Smoochy's show is an instant success, but before long there are plenty of people who want to take him down. In the world of "Death to Smoochy," charities are run by thugs (Harvey Fierstein, with cartoon menace in his gravelly voice, heads one called Parade of Hope), and the friendly, boisterous redheaded owner of an Irish bar (Pam Ferris) is really a mob boss whose burly sons keep people in line by messing them up. Everyone wants a piece of Smoochy, especially Rainbow Randolph who, after his disgrace, becomes a deranged homeless type who sets out to ruin Smoochy's career (he starts by putting penis-shaped cookies into Smoochy's magic sack).

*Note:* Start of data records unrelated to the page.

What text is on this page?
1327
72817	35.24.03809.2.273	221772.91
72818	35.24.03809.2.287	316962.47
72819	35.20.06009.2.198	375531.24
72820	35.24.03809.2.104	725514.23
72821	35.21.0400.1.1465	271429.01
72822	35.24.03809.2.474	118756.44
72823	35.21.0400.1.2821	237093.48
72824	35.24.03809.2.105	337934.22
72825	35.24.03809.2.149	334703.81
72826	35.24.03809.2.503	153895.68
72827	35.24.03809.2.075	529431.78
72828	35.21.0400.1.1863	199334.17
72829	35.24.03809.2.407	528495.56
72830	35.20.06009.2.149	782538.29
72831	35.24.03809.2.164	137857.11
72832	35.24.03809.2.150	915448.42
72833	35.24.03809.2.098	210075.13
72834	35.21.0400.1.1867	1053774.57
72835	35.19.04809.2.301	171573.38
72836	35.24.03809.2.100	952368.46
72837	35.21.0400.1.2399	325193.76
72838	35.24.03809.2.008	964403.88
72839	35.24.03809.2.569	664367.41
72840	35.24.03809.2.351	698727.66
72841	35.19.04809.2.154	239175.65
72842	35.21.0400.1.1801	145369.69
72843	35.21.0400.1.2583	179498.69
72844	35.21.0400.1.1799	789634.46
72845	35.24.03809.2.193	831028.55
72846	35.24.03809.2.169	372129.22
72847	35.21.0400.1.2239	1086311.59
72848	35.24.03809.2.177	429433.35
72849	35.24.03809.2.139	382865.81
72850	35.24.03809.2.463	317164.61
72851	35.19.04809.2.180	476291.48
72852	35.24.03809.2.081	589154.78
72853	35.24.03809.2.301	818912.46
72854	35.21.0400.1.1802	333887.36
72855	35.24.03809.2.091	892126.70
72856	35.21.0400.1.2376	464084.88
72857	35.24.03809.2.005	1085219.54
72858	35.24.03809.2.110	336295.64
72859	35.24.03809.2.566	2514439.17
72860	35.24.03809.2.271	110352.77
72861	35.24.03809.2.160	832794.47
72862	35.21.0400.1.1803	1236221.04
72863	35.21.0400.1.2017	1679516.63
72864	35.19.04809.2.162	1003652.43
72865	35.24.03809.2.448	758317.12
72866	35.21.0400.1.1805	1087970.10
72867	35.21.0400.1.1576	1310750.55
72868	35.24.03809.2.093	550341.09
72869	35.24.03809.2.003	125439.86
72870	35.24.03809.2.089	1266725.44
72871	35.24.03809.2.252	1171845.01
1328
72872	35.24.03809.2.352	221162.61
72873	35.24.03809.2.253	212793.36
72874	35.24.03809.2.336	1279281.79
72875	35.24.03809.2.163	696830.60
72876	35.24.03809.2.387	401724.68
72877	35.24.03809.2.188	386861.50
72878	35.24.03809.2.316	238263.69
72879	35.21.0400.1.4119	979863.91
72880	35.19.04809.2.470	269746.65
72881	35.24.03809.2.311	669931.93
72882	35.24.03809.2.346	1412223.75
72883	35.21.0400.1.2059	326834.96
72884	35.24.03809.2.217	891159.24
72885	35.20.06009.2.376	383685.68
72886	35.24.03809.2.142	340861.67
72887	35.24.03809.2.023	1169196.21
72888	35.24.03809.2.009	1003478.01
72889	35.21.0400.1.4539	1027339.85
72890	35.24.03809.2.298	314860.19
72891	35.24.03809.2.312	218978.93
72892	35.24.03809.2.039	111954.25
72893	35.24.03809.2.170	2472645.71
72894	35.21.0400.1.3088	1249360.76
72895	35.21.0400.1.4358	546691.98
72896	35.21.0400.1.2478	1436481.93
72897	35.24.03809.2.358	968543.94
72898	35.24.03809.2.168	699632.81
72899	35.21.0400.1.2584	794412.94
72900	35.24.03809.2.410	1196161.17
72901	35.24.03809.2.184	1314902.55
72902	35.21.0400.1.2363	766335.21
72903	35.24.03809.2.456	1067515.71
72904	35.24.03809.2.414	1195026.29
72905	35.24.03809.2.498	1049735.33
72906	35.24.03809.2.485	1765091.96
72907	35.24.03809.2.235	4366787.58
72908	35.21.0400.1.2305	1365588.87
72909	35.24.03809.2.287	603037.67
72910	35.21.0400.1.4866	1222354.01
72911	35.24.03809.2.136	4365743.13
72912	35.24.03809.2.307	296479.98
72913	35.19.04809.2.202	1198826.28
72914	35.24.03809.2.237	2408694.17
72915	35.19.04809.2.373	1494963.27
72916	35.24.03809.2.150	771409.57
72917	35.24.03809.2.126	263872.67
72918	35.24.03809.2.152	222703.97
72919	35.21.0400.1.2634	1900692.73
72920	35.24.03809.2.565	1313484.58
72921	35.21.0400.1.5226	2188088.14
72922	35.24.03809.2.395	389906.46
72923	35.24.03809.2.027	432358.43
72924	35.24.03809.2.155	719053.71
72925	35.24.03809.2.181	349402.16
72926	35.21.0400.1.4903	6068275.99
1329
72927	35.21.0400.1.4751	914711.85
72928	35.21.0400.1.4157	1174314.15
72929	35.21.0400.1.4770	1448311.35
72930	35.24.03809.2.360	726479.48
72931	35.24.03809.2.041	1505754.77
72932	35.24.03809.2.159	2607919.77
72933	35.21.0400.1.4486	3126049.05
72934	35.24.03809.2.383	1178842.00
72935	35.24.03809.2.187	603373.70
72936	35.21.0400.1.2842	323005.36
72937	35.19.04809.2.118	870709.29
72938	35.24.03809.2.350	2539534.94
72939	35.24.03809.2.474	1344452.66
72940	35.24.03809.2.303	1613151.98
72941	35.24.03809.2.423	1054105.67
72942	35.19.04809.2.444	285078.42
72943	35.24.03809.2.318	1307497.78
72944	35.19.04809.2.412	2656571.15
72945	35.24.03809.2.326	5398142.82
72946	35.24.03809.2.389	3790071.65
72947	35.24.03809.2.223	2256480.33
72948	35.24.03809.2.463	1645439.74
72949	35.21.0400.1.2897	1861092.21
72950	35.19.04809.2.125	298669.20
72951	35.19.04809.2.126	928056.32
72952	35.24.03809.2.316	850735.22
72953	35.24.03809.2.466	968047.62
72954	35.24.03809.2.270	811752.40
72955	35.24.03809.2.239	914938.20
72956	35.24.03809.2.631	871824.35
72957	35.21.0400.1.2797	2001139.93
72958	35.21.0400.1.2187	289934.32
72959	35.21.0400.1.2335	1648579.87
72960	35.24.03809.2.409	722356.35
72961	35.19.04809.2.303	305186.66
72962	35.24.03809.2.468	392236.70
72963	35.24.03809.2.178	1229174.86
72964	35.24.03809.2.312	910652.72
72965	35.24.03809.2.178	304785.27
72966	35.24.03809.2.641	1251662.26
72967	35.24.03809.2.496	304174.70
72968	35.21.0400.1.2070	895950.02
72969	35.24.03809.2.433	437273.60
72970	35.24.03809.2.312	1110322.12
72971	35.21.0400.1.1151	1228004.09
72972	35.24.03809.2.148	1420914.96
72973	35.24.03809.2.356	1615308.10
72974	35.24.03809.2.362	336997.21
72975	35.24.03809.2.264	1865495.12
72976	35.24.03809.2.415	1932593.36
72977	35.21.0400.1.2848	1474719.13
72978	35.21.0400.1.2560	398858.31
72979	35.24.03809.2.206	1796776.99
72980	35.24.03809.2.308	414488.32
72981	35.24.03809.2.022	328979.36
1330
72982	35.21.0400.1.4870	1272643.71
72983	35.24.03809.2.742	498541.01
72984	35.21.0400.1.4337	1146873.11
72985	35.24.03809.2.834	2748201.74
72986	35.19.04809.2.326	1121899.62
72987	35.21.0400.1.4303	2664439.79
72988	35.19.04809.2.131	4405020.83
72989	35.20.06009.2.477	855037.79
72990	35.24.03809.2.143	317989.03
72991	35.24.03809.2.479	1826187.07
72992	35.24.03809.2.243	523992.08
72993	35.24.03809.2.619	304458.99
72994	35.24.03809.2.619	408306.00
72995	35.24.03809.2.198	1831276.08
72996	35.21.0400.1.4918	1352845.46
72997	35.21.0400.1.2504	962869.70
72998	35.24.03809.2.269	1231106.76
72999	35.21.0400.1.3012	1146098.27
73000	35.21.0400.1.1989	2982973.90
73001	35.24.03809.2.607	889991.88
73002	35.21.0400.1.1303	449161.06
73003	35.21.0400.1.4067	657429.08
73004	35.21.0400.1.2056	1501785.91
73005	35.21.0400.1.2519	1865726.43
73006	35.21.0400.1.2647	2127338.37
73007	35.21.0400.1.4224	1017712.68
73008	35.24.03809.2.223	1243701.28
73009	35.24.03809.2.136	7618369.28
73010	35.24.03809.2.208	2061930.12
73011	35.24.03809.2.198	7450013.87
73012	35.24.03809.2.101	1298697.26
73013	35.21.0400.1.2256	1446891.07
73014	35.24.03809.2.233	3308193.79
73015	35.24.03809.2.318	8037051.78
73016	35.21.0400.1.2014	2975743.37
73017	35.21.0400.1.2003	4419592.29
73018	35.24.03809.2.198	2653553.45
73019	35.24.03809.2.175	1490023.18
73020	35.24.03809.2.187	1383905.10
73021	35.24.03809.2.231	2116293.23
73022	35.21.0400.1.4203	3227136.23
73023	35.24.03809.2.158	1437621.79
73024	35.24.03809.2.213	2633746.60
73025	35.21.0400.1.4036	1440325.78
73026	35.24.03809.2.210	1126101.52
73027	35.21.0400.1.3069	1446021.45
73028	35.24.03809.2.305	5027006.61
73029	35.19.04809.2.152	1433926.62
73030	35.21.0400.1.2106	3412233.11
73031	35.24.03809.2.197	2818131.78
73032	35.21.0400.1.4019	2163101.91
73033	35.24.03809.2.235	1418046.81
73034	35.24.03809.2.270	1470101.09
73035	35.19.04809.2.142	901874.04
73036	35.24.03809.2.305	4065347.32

Williams cuts up with abandon, and some of his ad-libbed non sequiturs are as brilliant as you'd expect. ("Welcome to Fatty Arbuckle-land!" he snorts maniacally as he prepares those penis cookies on a giant outdoor grill.) But even he becomes wearying, and too early on. Almost all sentient beings who had to suffer through "Patch Adams" agree that Williams is at his best when he's not tied to a dorky script. But he still needs some sort of strong, flexible framework for his madness (as in, say, "The Fisher King"). When Williams tries to shiver the timbers of "Death to Smoochy," the whole thing practically falls down around his ears.

There's lots of manufactured outlandishness in "Death to Smoochy," including an ice-show extravaganza finale complete with a uni-horned opera singer. And yet the movie is simply no fun. As a satire of hype and consumer culture, it fails in the worst way. When Norton complains about the sugary kids' snacks he's supposed to hawk on his show -- he prefers to advocate healthful treats, like soy cookies sweetened with fruit juice -- Keener explodes at him: "This is not a sprout farm! You're here to sell sugar and plastic!" Her lines whiz past us and land with a thud somewhere out in the lobby. All that remains after the movie is over is a crummy pile of those lines, and the bitter knowledge that somewhere in the vast money-go-round of the entertainment business, we paid for them.


By Stephanie Zacharek

Stephanie Zacharek is a senior writer for Salon Arts & Entertainment.